The first justice appointed to the new seat was Thomas Todd.

The Seventh Circuit Act of 1807 had far-reaching implications for the federal judiciary in the United States. By expanding the geographical reach of the federal court system, it better served the needs of the growing nation, particularly in the western territories. This expansion was crucial as the country continued to add new states and territories, ensuring that citizens in these areas had access to federal courts.

The act's provision to increase the size of the Supreme Court was a significant exercise of congressional power granted by the Constitution.

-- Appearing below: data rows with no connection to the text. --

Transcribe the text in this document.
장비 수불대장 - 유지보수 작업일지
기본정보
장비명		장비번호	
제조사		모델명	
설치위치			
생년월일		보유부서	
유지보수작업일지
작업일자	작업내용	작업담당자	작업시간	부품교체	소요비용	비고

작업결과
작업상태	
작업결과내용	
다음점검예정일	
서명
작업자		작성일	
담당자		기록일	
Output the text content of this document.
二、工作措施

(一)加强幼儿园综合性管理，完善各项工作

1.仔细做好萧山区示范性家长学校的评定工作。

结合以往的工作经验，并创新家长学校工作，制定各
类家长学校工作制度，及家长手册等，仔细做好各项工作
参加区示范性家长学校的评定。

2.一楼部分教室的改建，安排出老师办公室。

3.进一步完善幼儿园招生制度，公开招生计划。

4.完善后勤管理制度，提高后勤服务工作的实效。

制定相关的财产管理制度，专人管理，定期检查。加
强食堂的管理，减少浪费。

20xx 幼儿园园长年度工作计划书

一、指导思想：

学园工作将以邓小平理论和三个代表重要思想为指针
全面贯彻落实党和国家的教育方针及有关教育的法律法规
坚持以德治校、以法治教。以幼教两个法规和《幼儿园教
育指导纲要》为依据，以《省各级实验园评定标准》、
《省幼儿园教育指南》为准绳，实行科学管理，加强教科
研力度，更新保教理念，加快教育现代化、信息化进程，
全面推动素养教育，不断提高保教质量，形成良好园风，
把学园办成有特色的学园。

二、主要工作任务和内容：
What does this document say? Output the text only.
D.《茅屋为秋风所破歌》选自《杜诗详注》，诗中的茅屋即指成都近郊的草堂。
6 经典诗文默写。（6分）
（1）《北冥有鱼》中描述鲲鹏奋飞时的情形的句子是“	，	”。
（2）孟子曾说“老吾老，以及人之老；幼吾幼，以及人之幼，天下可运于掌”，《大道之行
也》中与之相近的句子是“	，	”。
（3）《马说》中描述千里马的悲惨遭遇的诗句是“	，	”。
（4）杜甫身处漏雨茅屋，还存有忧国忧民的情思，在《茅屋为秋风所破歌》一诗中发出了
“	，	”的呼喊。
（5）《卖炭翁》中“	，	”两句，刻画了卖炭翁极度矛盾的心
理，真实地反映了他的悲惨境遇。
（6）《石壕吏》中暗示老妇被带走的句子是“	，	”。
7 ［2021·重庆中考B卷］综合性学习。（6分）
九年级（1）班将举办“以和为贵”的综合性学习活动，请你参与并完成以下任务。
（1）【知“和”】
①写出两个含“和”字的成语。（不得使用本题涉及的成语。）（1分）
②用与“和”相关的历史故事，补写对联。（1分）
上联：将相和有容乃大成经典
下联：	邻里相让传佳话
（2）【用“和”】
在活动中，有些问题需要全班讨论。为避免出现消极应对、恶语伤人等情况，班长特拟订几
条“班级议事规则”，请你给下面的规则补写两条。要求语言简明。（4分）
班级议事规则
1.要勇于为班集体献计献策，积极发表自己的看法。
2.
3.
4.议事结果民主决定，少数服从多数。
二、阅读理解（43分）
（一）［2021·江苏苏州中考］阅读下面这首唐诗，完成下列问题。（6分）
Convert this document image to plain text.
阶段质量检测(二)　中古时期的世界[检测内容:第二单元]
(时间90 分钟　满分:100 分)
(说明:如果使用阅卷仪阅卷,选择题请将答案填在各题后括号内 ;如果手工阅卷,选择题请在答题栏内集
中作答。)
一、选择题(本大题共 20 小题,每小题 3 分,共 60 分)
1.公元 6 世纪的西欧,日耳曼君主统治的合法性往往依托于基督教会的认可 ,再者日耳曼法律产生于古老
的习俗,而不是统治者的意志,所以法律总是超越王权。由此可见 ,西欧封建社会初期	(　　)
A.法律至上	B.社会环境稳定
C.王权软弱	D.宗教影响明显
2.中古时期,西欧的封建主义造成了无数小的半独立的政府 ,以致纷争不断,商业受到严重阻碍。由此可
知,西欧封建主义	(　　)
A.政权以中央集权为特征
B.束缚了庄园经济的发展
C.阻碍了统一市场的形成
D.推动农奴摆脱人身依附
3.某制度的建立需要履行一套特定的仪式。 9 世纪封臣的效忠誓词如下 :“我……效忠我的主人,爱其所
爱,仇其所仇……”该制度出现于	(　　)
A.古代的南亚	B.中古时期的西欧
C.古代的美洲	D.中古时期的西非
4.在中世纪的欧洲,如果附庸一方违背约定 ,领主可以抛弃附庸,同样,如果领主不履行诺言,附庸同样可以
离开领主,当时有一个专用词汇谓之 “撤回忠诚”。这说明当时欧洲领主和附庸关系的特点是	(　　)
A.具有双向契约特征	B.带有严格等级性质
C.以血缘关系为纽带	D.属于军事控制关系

This expansion set an important precedent, demonstrating that the size of the nation's highest court could be adjusted to meet changing needs. It also reinforced the practice of circuit riding, which required Supreme Court justices to travel and hear cases in their assigned circuits. This practice, though often unpopular among justices, continued for nearly six decades after the act's passage.

== Text ==

SEC. 5. Be it further enacted, That the supreme court of the United States shall hereafter consist of a chief justice, and six associate justices, any law to (the) contrary notwithstanding. And for this purpose there shall be appointed a sixth associate justice, to reside in the seventh circuit, whose duty it shall be, until he is otherwise allotted, to attend the circuit courts of the said seventh circuit, and the supreme court of the United States, and who shall take the same oath, and be entitled to the same salary as are required of, and provided for the other associate justices of the United States.